Transform Huge Files Faster


Smart Data Architects Keep it Simple

Flat, or sequential, files are a convenient, common format for data exchange. Because they carry little to no storage or access overhead, they are also one of the fastest source formats for data access, manipulation, loading, and reporting. That is one reason why the IRI FACT (Fast Extract) product exists - to produce flat files from big database tables.

 

If you store or use data in fixed or delimited file formats, you may already know that IRI CoSort continues been the fastest data transformation tool for flat files in Unix, Linux and Windows file systems. In 1992, IRI built a popular 4GL for CoSort called SortCL to perform multiple data transformations and generate reports, all in the same job script and I/O pass through large files.

 

SortCL is still available to CoSort package users, and is also the default data manipulation engine for flat files (and other data sources) in the full IRI Voracity ETL package.

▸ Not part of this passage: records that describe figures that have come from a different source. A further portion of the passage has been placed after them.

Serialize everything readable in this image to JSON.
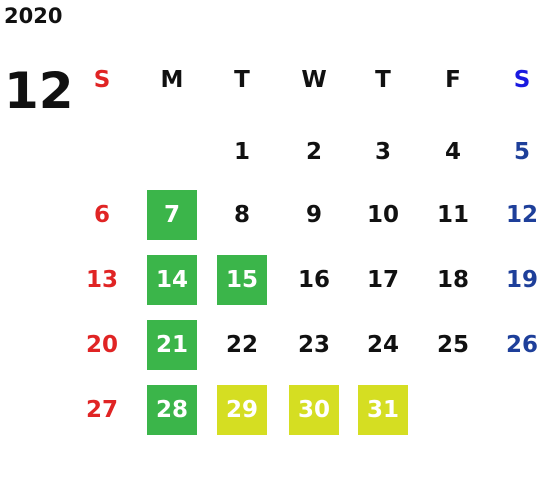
{
  "year": "2020",
  "month": "12",
  "weekdays": [
    "S",
    "M",
    "T",
    "W",
    "T",
    "F",
    "S"
  ],
  "highlight_colors": {
    "green": "#3bb54a",
    "yellow": "#d5de22"
  },
  "weeks": [
    [
      null,
      null,
      {
        "day": "1"
      },
      {
        "day": "2"
      },
      {
        "day": "3"
      },
      {
        "day": "4"
      },
      {
        "day": "5"
      }
    ],
    [
      {
        "day": "6"
      },
      {
        "day": "7",
        "highlight": "green"
      },
      {
        "day": "8"
      },
      {
        "day": "9"
      },
      {
        "day": "10"
      },
      {
        "day": "11"
      },
      {
        "day": "12"
      }
    ],
    [
      {
        "day": "13"
      },
      {
        "day": "14",
        "highlight": "green"
      },
      {
        "day": "15",
        "highlight": "green"
      },
      {
        "day": "16"
      },
      {
        "day": "17"
      },
      {
        "day": "18"
      },
      {
        "day": "19"
      }
    ],
    [
      {
        "day": "20"
      },
      {
        "day": "21",
        "highlight": "green"
      },
      {
        "day": "22"
      },
      {
        "day": "23"
      },
      {
        "day": "24"
      },
      {
        "day": "25"
      },
      {
        "day": "26"
      }
    ],
    [
      {
        "day": "27"
      },
      {
        "day": "28",
        "highlight": "green"
      },
      {
        "day": "29",
        "highlight": "yellow"
      },
      {
        "day": "30",
        "highlight": "yellow"
      },
      {
        "day": "31",
        "highlight": "yellow"
      }
    ]
  ]
}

Voracity is a total data management platform built on Eclipse -- and powered by CoSort or Hadoop -- that consolidates data discovery, integration, migration, governance and analytics. Flat-file data movement, manipulation, and management activities are best served in this visual design, and deployment environment.

More on Flat-File ETL in CoSort or Voracity

Start with the flat-file profiler in the free IRI Workbench GUI for ETL, built on Eclipse™. The flat-file profiling and metadata definition wizards produce statistics, search for values matching patterns or strings, and create metadata for use in your transformation, reporting, masking, and other jobs.

As you run SortCL-based transformations in CoSort wizards -- or full ETL workflows in Voracity wizards or diagrams -- you can re-use auto-created data definition file (.DDF) metadata for your sources. These files contain field names and attributes which serve as symbolic references in the underlying SortCL scripts that specify the source-target mappings and custom report layouts.

The SortCL job scripts or XML workflows (containing those scripts) that perform the ETL can run on the command line, from batch (shell) scripts, or from within the IRI Workbench ... either ad hoc or on defined schedules. Voracity users can also preview mapping results before executing the whole workflow.

Whether you define ETL jobs with CoSort (.scl) or Voracity (.flow) jobs, you'll benefit from task consolidation, and proven file system I/O, memory, and multi-core optimization techniques. Remove the overhead of high-volume transformation from DB and BI layers, and preclude the need for more hardware, in-memory DBs, and even Hadoop.

In addition to outstanding runtime performance, simple 4GL metadata speeds job creation and modification, and is much easier to learn and program than 3GL, PL/SQL, shell scripts, and ETL tools.

What You Can Do

 In one job script (and I/O pass), you can:
  • Input one or more large sequential sources
  • Run multiple transforms (filter, sort, join, etc.)
  • Compare files to capture changes and BI
  • Re-map, re-format, and pivot fields
  • Create segmented, customized reports
  • Convert data types and file formats
  • Mask or unmask PII at the field level
  • Generate test data in one or more file formats
  • Output to multiple targets simultaneously, including custom-formatted reports

This diagram illustrates SortCL's capabilities in the CoSort product for flat-file transformation, conversion, protection, and reporting -- all in the same pass.


This diagram illustrates SortCL's capabilities in the Voracity platform. The same single-pass capabilities are available here, but in a total data management (curation) environment.


In Voracity you can mash-up flat-file data with data in relational databases, dark (document) data, legacy, and "modern" big data (Hadoop, NoSQL, cloud and SaaS) platforms. And, you can use it to mask sensitive file data at the field level, while you manipulate and munge it for BI and analytic tools.